The House

This is it.

Delilah drew strength from every heroine she’d ever worshipped: Buffy standing with a fist curled around a stake. Michonne wielding her gleaming katana. Kirsty Cotton against Pinhead, Ginny versus Jason. Clarice Starling as she faced Hannibal Lecter, Alice Johnson versus Freddy Krueger—twice.

This house expects you to fail.

But the knowledge that Gavin would have answered the door if he were able, that he wasn’t able and was trapped in here—alive, please let him be alive—propelled her forward. She lifted her hand to the knob, biting back a terrified cry and jumping away as something pressed out from the wood grain of the door, impressions of screaming beasts with horrible tortured faces, teeth dripping blood and claws that could slice her in half. They took their shape in the wood, swirling in front of her and pressing and retreating, reaching for her, and all at once Delilah had a sickening thought: What if one of them breaks free?

From the sidewalk, Vani yelled, “You must go in, Delilah!”

She looked over her shoulder to see Dhaval and Vani sprint from the car and around the side of the house. With a deep, shaking breath, Delilah quickly reached through the gnashing demons, crying out when one slashed at her forearm.

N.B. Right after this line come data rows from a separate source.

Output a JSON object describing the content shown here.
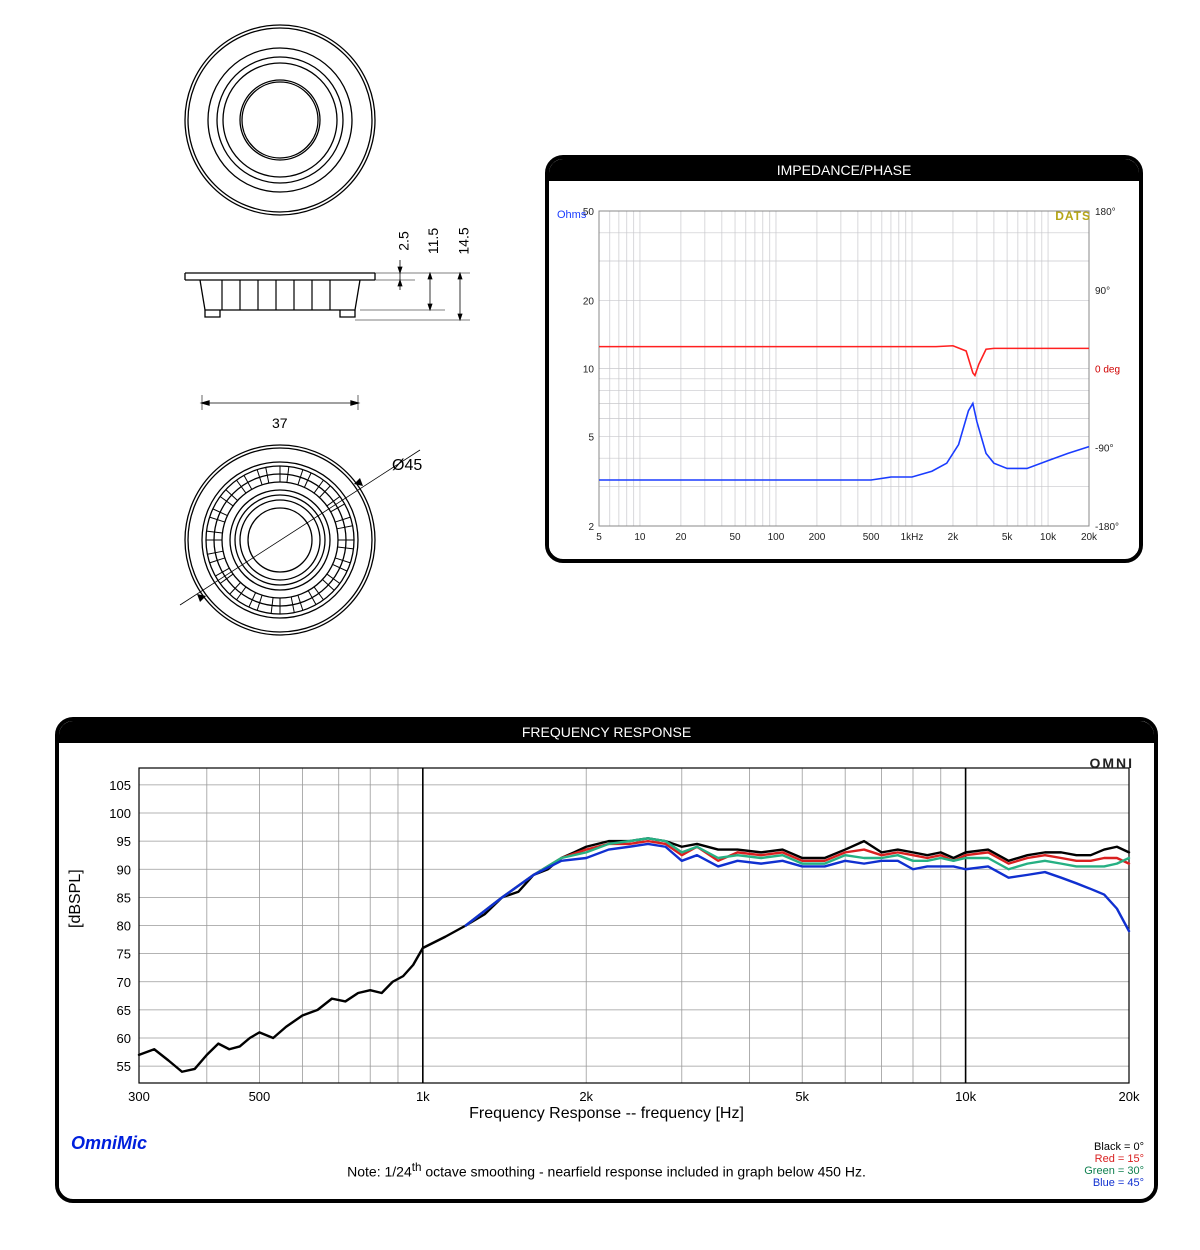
{
  "drawing": {
    "dim_height_total": "14.5",
    "dim_height_mid": "11.5",
    "dim_height_top": "2.5",
    "dim_width": "37",
    "dim_diameter": "Ø45"
  },
  "impedance": {
    "title": "IMPEDANCE/PHASE",
    "ohms_label": "Ohms",
    "dats_label": "DATS",
    "grid_color": "#c8c8cc",
    "axis_color": "#444",
    "bg": "#ffffff",
    "y_left": {
      "min": 2,
      "max": 50,
      "ticks": [
        2,
        5,
        10,
        20,
        50
      ]
    },
    "y_right": {
      "min": -180,
      "max": 180,
      "ticks": [
        -180,
        -90,
        0,
        90,
        180
      ],
      "zero_label": "0 deg",
      "label_color": "#d00000"
    },
    "x": {
      "min": 5,
      "max": 20000,
      "ticks": [
        5,
        10,
        20,
        50,
        100,
        200,
        500,
        "1kHz",
        "2k",
        "5k",
        "10k",
        "20k"
      ],
      "tick_vals": [
        5,
        10,
        20,
        50,
        100,
        200,
        500,
        1000,
        2000,
        5000,
        10000,
        20000
      ]
    },
    "ohms_color": "#1a3cff",
    "phase_color": "#ff2020",
    "ohms_data": [
      [
        5,
        3.2
      ],
      [
        10,
        3.2
      ],
      [
        20,
        3.2
      ],
      [
        50,
        3.2
      ],
      [
        100,
        3.2
      ],
      [
        200,
        3.2
      ],
      [
        300,
        3.2
      ],
      [
        500,
        3.2
      ],
      [
        700,
        3.3
      ],
      [
        1000,
        3.3
      ],
      [
        1400,
        3.5
      ],
      [
        1800,
        3.8
      ],
      [
        2200,
        4.6
      ],
      [
        2600,
        6.5
      ],
      [
        2800,
        7.0
      ],
      [
        3000,
        5.8
      ],
      [
        3500,
        4.2
      ],
      [
        4000,
        3.8
      ],
      [
        5000,
        3.6
      ],
      [
        7000,
        3.6
      ],
      [
        10000,
        3.9
      ],
      [
        14000,
        4.2
      ],
      [
        20000,
        4.5
      ]
    ],
    "phase_data": [
      [
        5,
        25
      ],
      [
        10,
        25
      ],
      [
        20,
        25
      ],
      [
        50,
        25
      ],
      [
        100,
        25
      ],
      [
        200,
        25
      ],
      [
        500,
        25
      ],
      [
        1000,
        25
      ],
      [
        1500,
        25
      ],
      [
        2000,
        26
      ],
      [
        2500,
        20
      ],
      [
        2800,
        -5
      ],
      [
        2900,
        -8
      ],
      [
        3100,
        5
      ],
      [
        3500,
        22
      ],
      [
        4000,
        23
      ],
      [
        6000,
        23
      ],
      [
        10000,
        23
      ],
      [
        20000,
        23
      ]
    ]
  },
  "freq": {
    "title": "FREQUENCY RESPONSE",
    "xlabel": "Frequency Response -- frequency [Hz]",
    "ylabel": "[dBSPL]",
    "grid_color": "#9a9a9a",
    "bg": "#ffffff",
    "heavy_vlines": [
      1000,
      10000
    ],
    "y": {
      "min": 52,
      "max": 108,
      "ticks": [
        55,
        60,
        65,
        70,
        75,
        80,
        85,
        90,
        95,
        100,
        105
      ]
    },
    "x": {
      "min": 300,
      "max": 20000,
      "ticks": [
        300,
        500,
        "1k",
        "2k",
        "5k",
        "10k",
        "20k"
      ],
      "tick_vals": [
        300,
        500,
        1000,
        2000,
        5000,
        10000,
        20000
      ]
    },
    "series": [
      {
        "name": "black",
        "color": "#000000",
        "data": [
          [
            300,
            57
          ],
          [
            320,
            58
          ],
          [
            340,
            56
          ],
          [
            360,
            54
          ],
          [
            380,
            54.5
          ],
          [
            400,
            57
          ],
          [
            420,
            59
          ],
          [
            440,
            58
          ],
          [
            460,
            58.5
          ],
          [
            480,
            60
          ],
          [
            500,
            61
          ],
          [
            530,
            60
          ],
          [
            560,
            62
          ],
          [
            600,
            64
          ],
          [
            640,
            65
          ],
          [
            680,
            67
          ],
          [
            720,
            66.5
          ],
          [
            760,
            68
          ],
          [
            800,
            68.5
          ],
          [
            840,
            68
          ],
          [
            880,
            70
          ],
          [
            920,
            71
          ],
          [
            960,
            73
          ],
          [
            1000,
            76
          ],
          [
            1100,
            78
          ],
          [
            1200,
            80
          ],
          [
            1300,
            82
          ],
          [
            1400,
            85
          ],
          [
            1500,
            86
          ],
          [
            1600,
            89
          ],
          [
            1700,
            90
          ],
          [
            1800,
            92
          ],
          [
            1900,
            93
          ],
          [
            2000,
            94
          ],
          [
            2200,
            95
          ],
          [
            2400,
            95
          ],
          [
            2600,
            95.5
          ],
          [
            2800,
            95
          ],
          [
            3000,
            94
          ],
          [
            3200,
            94.5
          ],
          [
            3500,
            93.5
          ],
          [
            3800,
            93.5
          ],
          [
            4200,
            93
          ],
          [
            4600,
            93.5
          ],
          [
            5000,
            92
          ],
          [
            5500,
            92
          ],
          [
            6000,
            93.5
          ],
          [
            6500,
            95
          ],
          [
            7000,
            93
          ],
          [
            7500,
            93.5
          ],
          [
            8000,
            93
          ],
          [
            8500,
            92.5
          ],
          [
            9000,
            93
          ],
          [
            9500,
            92
          ],
          [
            10000,
            93
          ],
          [
            11000,
            93.5
          ],
          [
            12000,
            91.5
          ],
          [
            13000,
            92.5
          ],
          [
            14000,
            93
          ],
          [
            15000,
            93
          ],
          [
            16000,
            92.5
          ],
          [
            17000,
            92.5
          ],
          [
            18000,
            93.5
          ],
          [
            19000,
            94
          ],
          [
            20000,
            93
          ]
        ]
      },
      {
        "name": "red",
        "color": "#d92020",
        "data": [
          [
            1200,
            80
          ],
          [
            1400,
            85
          ],
          [
            1600,
            89
          ],
          [
            1800,
            92
          ],
          [
            2000,
            93.5
          ],
          [
            2200,
            94.5
          ],
          [
            2400,
            94.5
          ],
          [
            2600,
            95
          ],
          [
            2800,
            94.5
          ],
          [
            3000,
            92.5
          ],
          [
            3200,
            94
          ],
          [
            3500,
            91.5
          ],
          [
            3800,
            93
          ],
          [
            4200,
            92.5
          ],
          [
            4600,
            93
          ],
          [
            5000,
            91.5
          ],
          [
            5500,
            91.5
          ],
          [
            6000,
            93
          ],
          [
            6500,
            93.5
          ],
          [
            7000,
            92.5
          ],
          [
            7500,
            93
          ],
          [
            8000,
            92.5
          ],
          [
            8500,
            92
          ],
          [
            9000,
            92.5
          ],
          [
            9500,
            91.5
          ],
          [
            10000,
            92.5
          ],
          [
            11000,
            93
          ],
          [
            12000,
            91
          ],
          [
            13000,
            92
          ],
          [
            14000,
            92.5
          ],
          [
            15000,
            92
          ],
          [
            16000,
            91.5
          ],
          [
            17000,
            91.5
          ],
          [
            18000,
            92
          ],
          [
            19000,
            92
          ],
          [
            20000,
            91
          ]
        ]
      },
      {
        "name": "green",
        "color": "#26b083",
        "data": [
          [
            1200,
            80
          ],
          [
            1400,
            85
          ],
          [
            1600,
            89
          ],
          [
            1800,
            92
          ],
          [
            2000,
            93
          ],
          [
            2200,
            94.5
          ],
          [
            2400,
            95
          ],
          [
            2600,
            95.5
          ],
          [
            2800,
            95
          ],
          [
            3000,
            93
          ],
          [
            3200,
            94
          ],
          [
            3500,
            92
          ],
          [
            3800,
            92.5
          ],
          [
            4200,
            92
          ],
          [
            4600,
            92.5
          ],
          [
            5000,
            91
          ],
          [
            5500,
            91
          ],
          [
            6000,
            92.5
          ],
          [
            6500,
            92
          ],
          [
            7000,
            92
          ],
          [
            7500,
            92.5
          ],
          [
            8000,
            91.5
          ],
          [
            8500,
            91.5
          ],
          [
            9000,
            92
          ],
          [
            9500,
            91.5
          ],
          [
            10000,
            92
          ],
          [
            11000,
            92
          ],
          [
            12000,
            90
          ],
          [
            13000,
            91
          ],
          [
            14000,
            91.5
          ],
          [
            15000,
            91
          ],
          [
            16000,
            90.5
          ],
          [
            17000,
            90.5
          ],
          [
            18000,
            90.5
          ],
          [
            19000,
            91
          ],
          [
            20000,
            92
          ]
        ]
      },
      {
        "name": "blue",
        "color": "#1030d0",
        "data": [
          [
            1200,
            80
          ],
          [
            1400,
            85
          ],
          [
            1600,
            89
          ],
          [
            1800,
            91.5
          ],
          [
            2000,
            92
          ],
          [
            2200,
            93.5
          ],
          [
            2400,
            94
          ],
          [
            2600,
            94.5
          ],
          [
            2800,
            94
          ],
          [
            3000,
            91.5
          ],
          [
            3200,
            92.5
          ],
          [
            3500,
            90.5
          ],
          [
            3800,
            91.5
          ],
          [
            4200,
            91
          ],
          [
            4600,
            91.5
          ],
          [
            5000,
            90.5
          ],
          [
            5500,
            90.5
          ],
          [
            6000,
            91.5
          ],
          [
            6500,
            91
          ],
          [
            7000,
            91.5
          ],
          [
            7500,
            91.5
          ],
          [
            8000,
            90
          ],
          [
            8500,
            90.5
          ],
          [
            9000,
            90.5
          ],
          [
            9500,
            90.5
          ],
          [
            10000,
            90
          ],
          [
            11000,
            90.5
          ],
          [
            12000,
            88.5
          ],
          [
            13000,
            89
          ],
          [
            14000,
            89.5
          ],
          [
            15000,
            88.5
          ],
          [
            16000,
            87.5
          ],
          [
            17000,
            86.5
          ],
          [
            18000,
            85.5
          ],
          [
            19000,
            83
          ],
          [
            20000,
            79
          ]
        ]
      }
    ],
    "omnimic": "OmniMic",
    "note_pre": "Note:  1/24",
    "note_sup": "th",
    "note_post": " octave smoothing - nearfield response included in graph below 450 Hz.",
    "legend": [
      {
        "label": "Black = 0°",
        "color": "#000000"
      },
      {
        "label": "Red = 15°",
        "color": "#d92020"
      },
      {
        "label": "Green = 30°",
        "color": "#108050"
      },
      {
        "label": "Blue = 45°",
        "color": "#1030d0"
      }
    ],
    "brand_label": "OMNI"
  }
}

Teeth sank into her flesh, and she smacked at it with her free hand, grabbing the knob.

The door shook against her, but the knob turned easily and she stumbled inside, falling onto the wooden floor as the door slammed shut behind her. With a tight popping in her ears, all outdoor sound evaporated—sealing her in—and as she looked up at the decrepit house in front of her, she wondered in a fevered heartbeat if the opposite was true: Would anyone outside be able to hear her scream?

The house looked abandoned: The furniture was crumbling, the walls were sagging and water-stained. Cobwebs hung in thick, dusty tendrils from the ceilings and in every corner. Piles of charred wood tumbled from the fireplace, ash littering the floor like dirty snow. Whatever had kept this place looking new and cared for had vacated the downstairs entirely. Delilah had a flashing fantasy that she was in the wrong house. That Gavin had simply moved down the road, and the past four months in this monster had been nothing but a figment of her wild imagination.

But a droning creak from the floorboards overhead told her that everything was above her, lying in wait upstairs.

With Gavin.

Delilah shook from the cold. The cold bothered her more than the creaking, because at least the creaking came from some distance. The cold wasn’t natural; it drifted down from the ceiling, frosty and thick, and spread all along her skin, icy fingers slipping under the collar of her shirt, sliding its hands down over her breasts, her ribs. She crossed her arms over her chest, gripping her elbows so tight she could feel the knobby, rigid shape of her bones. She called out in a shaking voice, “Gavin?”

The creaking stopped, and silence hollowed out her thoughts. So strange, she thought, that silence can feel so enormous, so consuming.

In this sort of moment Delilah had always assumed she would be either brave or mute with terror, but she felt neither of those extremes. She was alert in her fear and listening more intently than she ever had before for any single human sound.

But the next sound that came wasn’t human at all. It was a mad little growl that slid from beneath an unknown doorway to her left and felt cold when it reached her. Cold and broken and evil.

The sound of wood cracking, of plaster splitting, echoed in its wake.

Delilah swallowed a surge of panic, her heart throbbing, and pushed off the banister to keep moving. Her momentum propelled her toward the stairs, and she fought the terror of the emptiness, how no furniture was visible, as if it had all gathered in one room to ambush her.